The commissioner of Um Dafug Mohamed Ali Sharif, said the county is harboring over 17,000 people including IDPs, refugees and returnees who fled the violence between Christian and Muslim militias in the CAR. “All of them are living in miserable humanitarian conditions. The IDPs and refugees are in desperate need of basic services including life-saving food, health and the environment services as well as shelter materials,” Sharif said.

He said that the United Nations World Food Programme (WFP) delivered on Monday humanitarian assistance to the needy in Um Dafug. He also praised the efforts exerted by the humanitarian groups in the state expressing hope to provide all the necessary needs for the affected population.

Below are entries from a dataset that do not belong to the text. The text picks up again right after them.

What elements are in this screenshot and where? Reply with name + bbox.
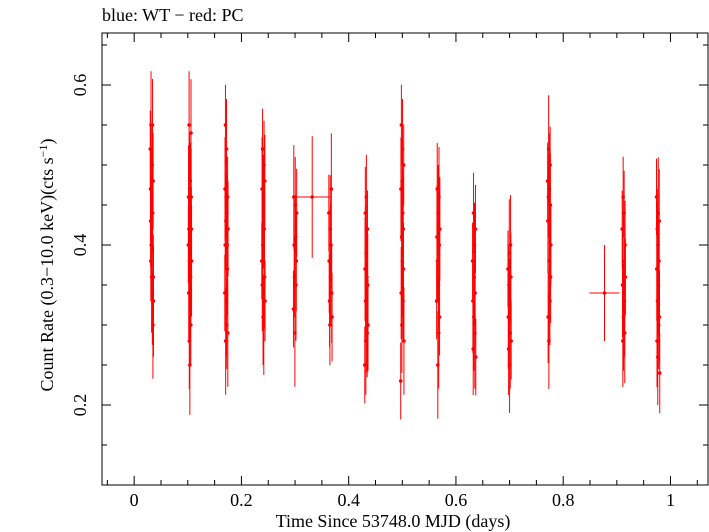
data-point	[329, 187, 334, 191]
y-axis-label-main: Count Rate (0.3−10.0 keV)(cts s	[37, 157, 58, 391]
y-tick-label: 0.4	[70, 234, 90, 257]
data-point	[226, 331, 230, 335]
data-point	[310, 195, 315, 199]
data-point	[657, 315, 662, 319]
data-point	[657, 371, 662, 375]
data-point	[150, 123, 155, 127]
data-point	[226, 227, 230, 231]
data-point	[294, 211, 299, 215]
x-tick-label: 0.4	[337, 490, 360, 510]
data-point	[656, 323, 661, 327]
x-tick-label: 0.8	[552, 490, 575, 510]
x-tick-label: 1	[666, 490, 675, 510]
data-point	[438, 227, 442, 231]
data-point	[509, 275, 513, 279]
data-point	[402, 339, 406, 343]
data-point	[189, 131, 193, 135]
data-point	[224, 147, 229, 151]
data-point	[225, 267, 230, 271]
x-tick-label: 0	[130, 490, 139, 510]
x-axis: 0 0.2 0.4 0.6 0.8 1	[106, 33, 698, 510]
data-point	[401, 163, 406, 167]
y-tick-label: 0.2	[70, 394, 90, 417]
data-point	[366, 323, 370, 327]
data-point	[437, 315, 442, 319]
y-tick-label: 0.6	[70, 74, 90, 97]
data-point	[398, 379, 403, 383]
data-point	[151, 299, 156, 303]
data-point	[151, 323, 155, 327]
data-point	[365, 227, 370, 231]
data-point	[187, 123, 191, 127]
data-point	[622, 331, 627, 335]
data-point	[549, 243, 553, 247]
data-point	[292, 195, 296, 199]
data-point	[473, 227, 478, 231]
data-point	[330, 315, 334, 319]
data-point	[328, 323, 332, 327]
y-axis-label: Count Rate (0.3−10.0 keV)(cts s−1)	[36, 139, 58, 392]
data-point	[151, 179, 155, 183]
data-series	[148, 71, 662, 420]
data-point	[657, 219, 662, 223]
data-point	[473, 355, 478, 359]
x-tick-label: 0.2	[230, 490, 253, 510]
data-point	[189, 259, 194, 263]
x-axis-label: Time Since 53748.0 MJD (days)	[276, 511, 511, 532]
data-point	[437, 243, 442, 247]
y-axis-label-close: )	[37, 139, 58, 145]
y-axis: 0.2 0.4 0.6	[70, 44, 708, 446]
chart-title: blue: WT − red: PC	[102, 5, 243, 25]
data-point	[602, 291, 607, 295]
data-point	[548, 299, 552, 303]
data-point	[260, 147, 265, 151]
data-point	[623, 275, 628, 279]
data-point	[189, 323, 193, 327]
data-point	[509, 339, 513, 343]
y-axis-label-sup: −1	[36, 145, 50, 158]
plot-frame	[101, 32, 709, 486]
data-point	[473, 291, 477, 295]
data-point	[263, 299, 267, 303]
data-point	[294, 259, 299, 263]
x-tick-label: 0.6	[445, 490, 468, 510]
data-point	[262, 163, 266, 167]
data-point	[401, 267, 406, 271]
data-point	[262, 179, 267, 183]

They also underlined the need to provide sufficient quantities of potable water, and erecting safe sanitation facilities. “66 per cent of people in Um Dafug practice open defecation”, said an inter-agency report.

 [Sudan Tribune]

World Food Program to suspend aid to Syrians

The United Nations food aid organization said on Monday that it would suspend assistance to more than 1.7 million Syrian refugees because it had run out of money to support them.

The organization, the World Food Program, said the suspension, taking place immediately, would have “disastrous” consequences for refugees from the Syrian civil war struggling to cope with years of deprivation. Food aid in Syria will come to a halt in February if WFP does not receive additional funds.

The cut in aid will also affect refugees in Egypt, Iraq, Jordan, Lebanon and Turkey who receive vouchers from the program to exchange for food in local shops. The same mechanism also provides an economic lifeline to communities struggling to cope with the huge influx of Syrian refugees in the last four years.

The food aid cuts “couldn’t come at a worse time,” António Guterres, the United Nations high commissioner for refugees, said in a statement. “It will impact tens of thousands of the most vulnerable refugee families who are almost entirely dependent on international aid.”

The sudden imposition of the cuts highlights the growing strain all humanitarian aid agencies are facing as they try to cope with a long list of emergencies in places like Central African Republic, Iraq, South Sudan, Syria and Ukraine.